One surgery left her even more incapacitated.

“At one point with one of my emergency surgeries I had nerves severed and lost the use of my arms,” she said. “For three months, I had no use of my arms, somebody had to do every single thing for me and my husband did, no questions asked. Feed me, use the restroom, whatever I had to do, this man never questioned it or batted an eye. This is somebody that I’m not even married with at this time. I figured if anyone proved to me, ‘In sickness and in health,’ it was him.”

Whobrey had her last surgery two years ago. She said breast cancer never truly goes away; there are always residual health issues that crop up.

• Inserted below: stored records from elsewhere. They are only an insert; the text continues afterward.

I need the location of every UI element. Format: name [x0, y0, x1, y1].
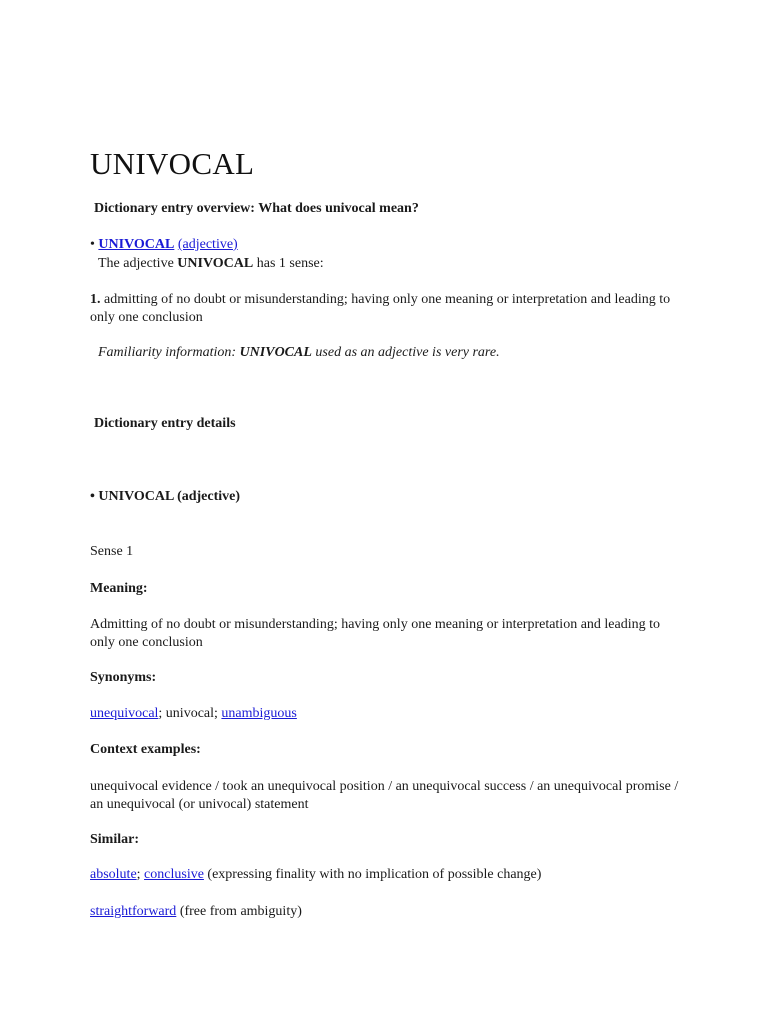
- sense-number: 1.: [90, 292, 101, 307]
- similar-link-straightforward[interactable]: straightforward: [90, 904, 177, 919]
- overview-word-link[interactable]: UNIVOCAL: [98, 237, 175, 252]
- headword-title: UNIVOCAL: [90, 146, 255, 181]
- similar-link-conclusive[interactable]: conclusive: [144, 867, 204, 882]
- context-label: Context examples:: [90, 742, 201, 757]
- details-pos-heading: • UNIVOCAL (adjective): [90, 489, 241, 504]
- synonyms-line: [90, 706, 297, 722]
- synonym-link-unambiguous[interactable]: unambiguous: [221, 706, 297, 721]
- similar-gloss-1: (expressing finality with no implication of possible change): [203, 867, 542, 882]
- similar-gloss-2: (free from ambiguity): [176, 904, 302, 919]
- familiarity-post: used as an adjective is very rare.: [311, 345, 500, 360]
- familiarity-line: [98, 345, 500, 361]
- meaning-text: Admitting of no doubt or misunderstanding; having only one meaning or interpretation and leading to only one conclusion: [90, 617, 661, 650]
- similar-separator: ;: [136, 867, 145, 882]
- similar-link-absolute[interactable]: absolute: [90, 867, 137, 882]
- overview-entry-line: [90, 237, 238, 253]
- bullet: •: [90, 237, 95, 252]
- sense-count-line: [98, 256, 324, 272]
- sense-label: Sense 1: [90, 544, 134, 559]
- sense-count-pre: The adjective: [98, 256, 178, 271]
- familiarity-pre: Familiarity information:: [98, 345, 240, 360]
- synonym-separator: ; univocal;: [158, 706, 222, 721]
- familiarity-word: UNIVOCAL: [239, 345, 312, 360]
- sense-text: admitting of no doubt or misunderstanding; having only one meaning or interpretation and leading to only one conclusion: [90, 292, 671, 325]
- meaning-label: Meaning:: [90, 581, 148, 596]
- overview-pos-link[interactable]: (adjective): [177, 237, 238, 252]
- sense-count-post: has 1 sense:: [253, 256, 324, 271]
- overview-heading: Dictionary entry overview: What does univocal mean?: [94, 201, 419, 216]
- similar-line-2: [90, 904, 302, 920]
- sense-definition: [90, 291, 680, 327]
- synonym-link-unequivocal[interactable]: unequivocal: [90, 706, 159, 721]
- similar-label: Similar:: [90, 832, 139, 847]
- context-text: unequivocal evidence / took an unequivocal position / an unequivocal success / an unequivocal promise / an unequivocal (or univocal) statement: [90, 779, 679, 812]
- similar-line-1: [90, 867, 541, 883]
- synonyms-label: Synonyms:: [90, 670, 157, 685]
- sense-count-word: UNIVOCAL: [177, 256, 254, 271]
- details-heading: Dictionary entry details: [94, 416, 236, 431]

“I think the only damage it’s done long term is you stay with a lot of health effects,” she said. “You stay with things going on that you’ll always have to deal with so sometimes it’s hard when you’re tapped on the shoulder and breast cancer reminds you that ‘I’m still with you’ because I still have heart issues, things like that.”

Today Whobrey does body piercing at the Black Rose              Tattooers on Fourth Avenue. She loves the job because, for one thing, it’s fun but it also allows her to get more involved with our community. 

Throughout this roller coaster journey, the one big lesson Whobrey learned is what love truly is.

“I love as much as I can,” she said. “I had another breast cancer person tell me at the end of her journey what she learned the most was what it was to be really loved. She said, ‘It’s not going to be a big circle but the few that stay you’ll know what love is and you’ll learn to see that love in the world.’ That rang very true to me. You choose to see the beauty around you.”

Whobrey has this advice for anyone going through it.

“The biggest thing I’d want any-body to know in this situation is it’s not over,” she said. “It’s not over. When I was cleared, I felt like I was reborn, like a second life was given to me. It’s that that you have to fight for.”

Jason Whobrey has his own advice for caregivers and supporters.

“What I would say is as far as a supporter is make sure you also don’t forget about caring about yourself,” he said. “If you don’t take care of yourself, you’re not going to be a lot of good for the person who’s fighting that battle. That would be what I would say to other supporters of people going through it is just make sure you take a moment for yourself.”